Health care providers will be preventing from placing liens on homes or garnishing wages in order to collect outstanding medical debt under a law approved Wednesday by Gov. Kathy Hochul.
The measure is meant to address the tens of thousands of New Yorkers who have been sued for medical debt owed over the last five years. The problem is considered especially pervasive in upstate New York, Hochul's office said.
"No one should face the threat of losing their home or falling into further debt after seeking medical care," Hochul said. "I'm proud to sign legislation today that will end this harmful and predatory collection practice to help protect New Yorkers from these unfair penalties. With medical debt a burden for far too many, this is an important step to address this crucial issue."
The bill's approval comes after Hochul at the start of the year called for expanding protections for consumers and health care patients, including efforts to protect people who are struggling with high medical bills.
Hospitals or health care providers have used a variety of financial mechanisms to enforce the collection of outstanding medical bills, including liens on primary residences. That, in turn, has led to housing instability.

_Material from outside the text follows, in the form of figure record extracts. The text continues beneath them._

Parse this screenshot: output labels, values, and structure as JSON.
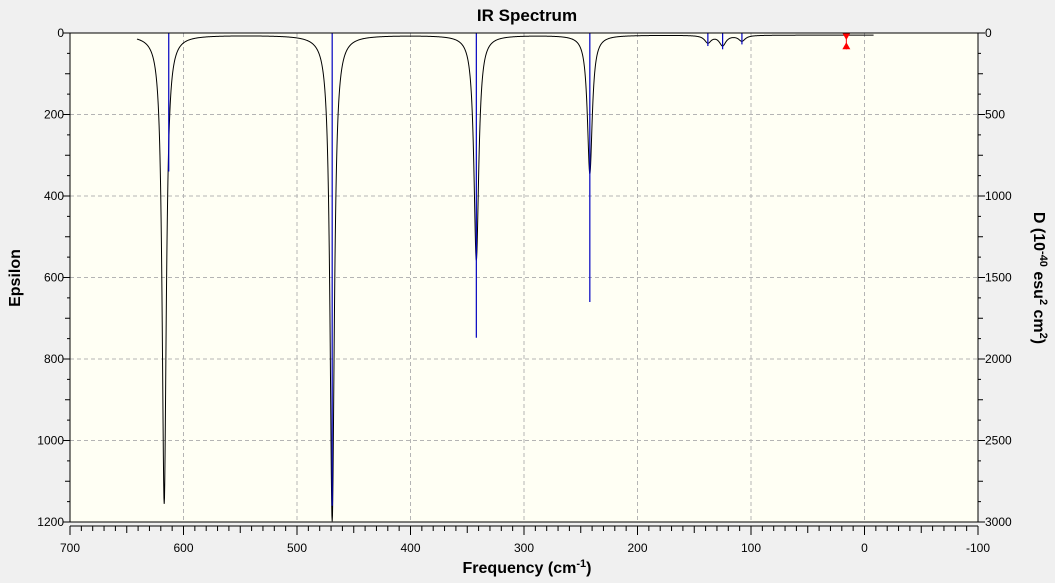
{
  "chart_data": {
    "type": "line",
    "title": "IR Spectrum",
    "xlabel": {
      "main": "Frequency (cm",
      "sup": "-1",
      "close": ")"
    },
    "ylabel_left": "Epsilon",
    "ylabel_right": {
      "p1": "D (10",
      "sup1": "-40",
      "p2": " esu",
      "sup2": "2",
      "p3": " cm",
      "sup3": "2",
      "p4": ")"
    },
    "xlim": [
      700,
      -100
    ],
    "ylim_left": [
      0,
      1200
    ],
    "ylim_right": [
      0,
      3000
    ],
    "x_ticks": [
      "700",
      "600",
      "500",
      "400",
      "300",
      "200",
      "100",
      "0",
      "-100"
    ],
    "y_ticks_left": [
      "0",
      "200",
      "400",
      "600",
      "800",
      "1000",
      "1200"
    ],
    "y_ticks_right": [
      "0",
      "500",
      "1000",
      "1500",
      "2000",
      "2500",
      "3000"
    ],
    "grid": true,
    "colors": {
      "spectrum": "#000000",
      "sticks": "#0000c0",
      "marker": "#ff0000",
      "plot_bg": "#fffff4",
      "grid": "#b4b4b4"
    },
    "curve_range": [
      641,
      -8
    ],
    "curve_baseline": 5,
    "peaks": [
      {
        "x": 617,
        "epsilon": 1150,
        "width": 2.2
      },
      {
        "x": 469,
        "epsilon": 1193,
        "width": 2.3
      },
      {
        "x": 342,
        "epsilon": 552,
        "width": 2.6
      },
      {
        "x": 242,
        "epsilon": 340,
        "width": 2.6
      },
      {
        "x": 138,
        "epsilon": 18,
        "width": 3.5
      },
      {
        "x": 125,
        "epsilon": 25,
        "width": 3.5
      },
      {
        "x": 108,
        "epsilon": 14,
        "width": 3.5
      }
    ],
    "sticks": [
      {
        "x": 613,
        "D": 850
      },
      {
        "x": 469,
        "D": 2900
      },
      {
        "x": 342,
        "D": 1870
      },
      {
        "x": 242,
        "D": 1650
      },
      {
        "x": 138,
        "D": 80
      },
      {
        "x": 125,
        "D": 100
      },
      {
        "x": 108,
        "D": 70
      }
    ],
    "marker": {
      "x": 16,
      "epsilon_top": 0,
      "epsilon_bottom": 40
    }
  }
}
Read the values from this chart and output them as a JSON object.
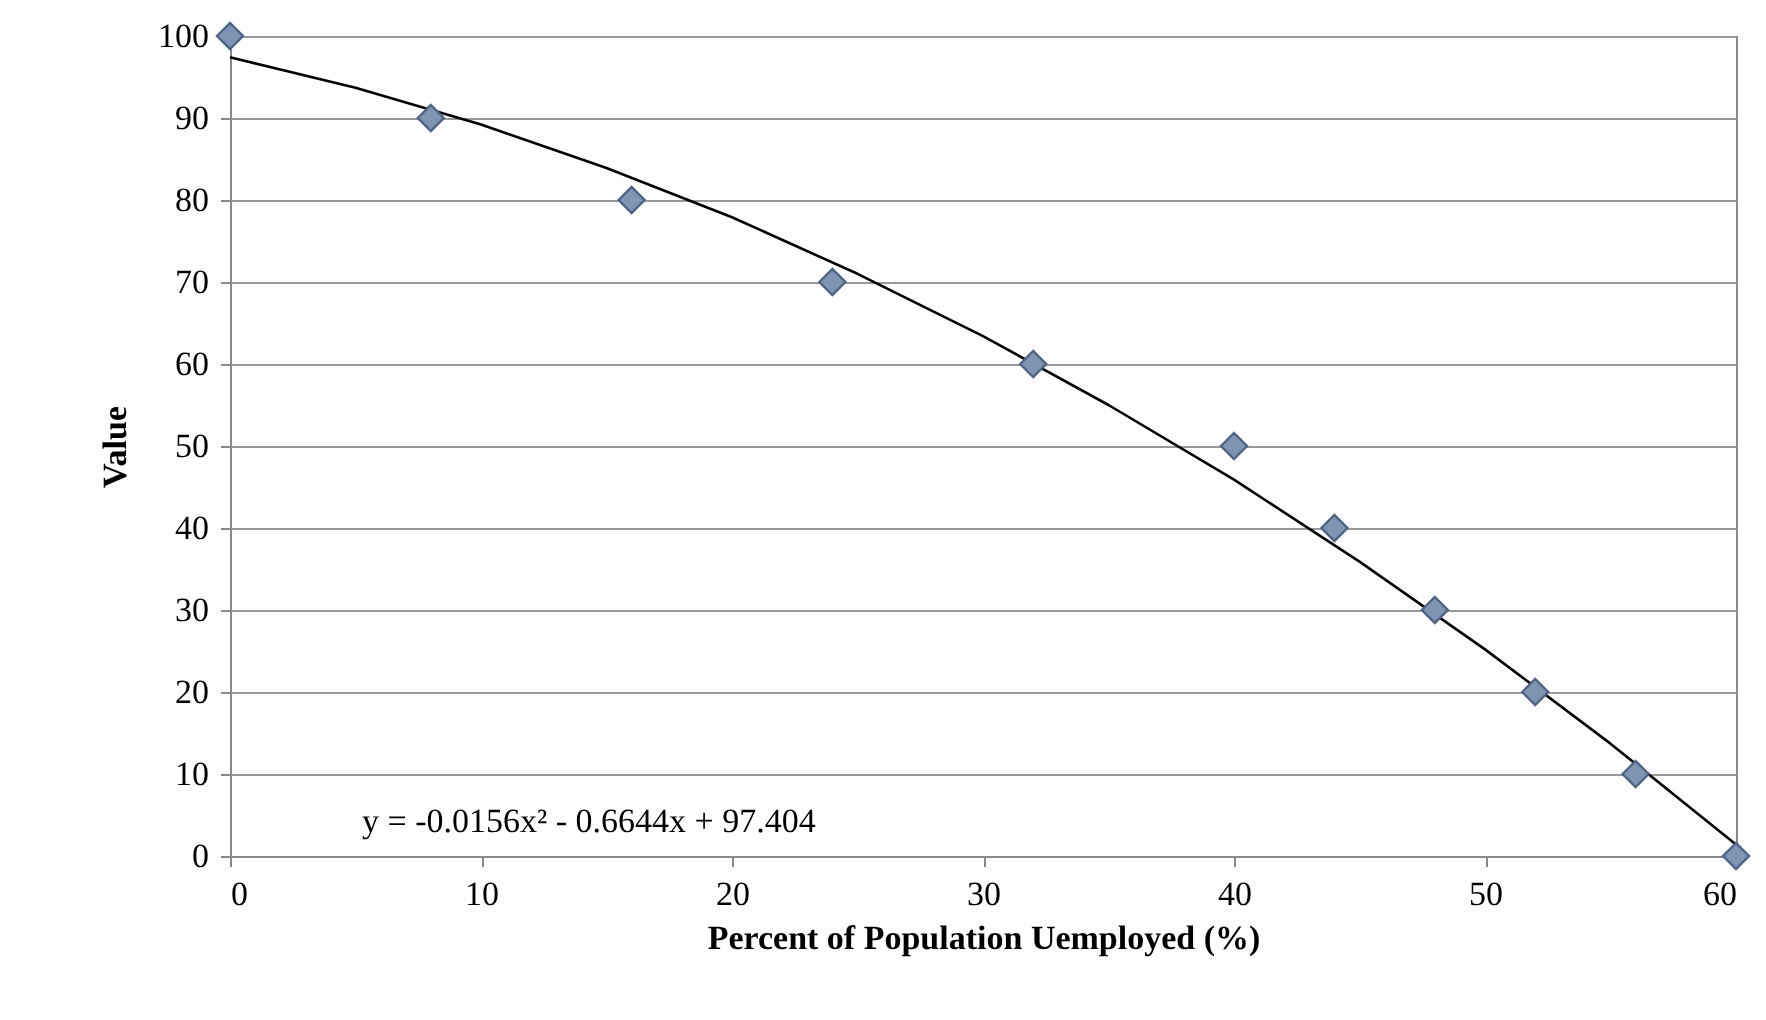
{
  "chart_data": {
    "type": "scatter",
    "xlabel": "Percent of Population Uemployed (%)",
    "ylabel": "Value",
    "series": [
      {
        "type": "line",
        "color": "#000000",
        "marker": "none",
        "x": [
          0,
          5,
          10,
          15,
          20,
          25,
          30,
          35,
          40,
          45,
          50,
          55,
          60
        ],
        "values": [
          97.4,
          93.7,
          89.2,
          83.9,
          77.9,
          71.0,
          63.4,
          55.0,
          45.9,
          35.9,
          25.2,
          13.7,
          1.4
        ]
      },
      {
        "color": "#7f93b3",
        "marker": "diamond",
        "x": [
          0,
          8,
          16,
          24,
          32,
          40,
          44,
          48,
          52,
          56,
          60
        ],
        "values": [
          100,
          90,
          80,
          70,
          60,
          50,
          40,
          30,
          20,
          10,
          0
        ]
      }
    ],
    "xlim": [
      0,
      60
    ],
    "xticks": [
      0,
      10,
      20,
      30,
      40,
      50,
      60
    ],
    "ylim": [
      0,
      100
    ],
    "yticks": [
      0,
      10,
      20,
      30,
      40,
      50,
      60,
      70,
      80,
      90,
      100
    ],
    "grid": "y",
    "annotations": [
      "y = -0.0156x² - 0.6644x + 97.404"
    ]
  }
}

About 50,000 New York residents have faced lawsuits over past due health care bills.
The measure was sponsored by the two health committee chairs in the state Senate and Assembly, Democrats Richard Gottfried and Gustavo Rivera.
"New Yorkers should not fear losing their homes or livelihoods as a result of seeking medical care, especially during such challenging financial times," River said. "I want to thank Gov. Hochul for signing my bill into law to protect New Yorkers from facing liens on their homes or wage garnishment by medical institutions in their effort to collect medical debt. We must work together to eradicate medical debt from our State and I am thrilled that we are taking this important first step."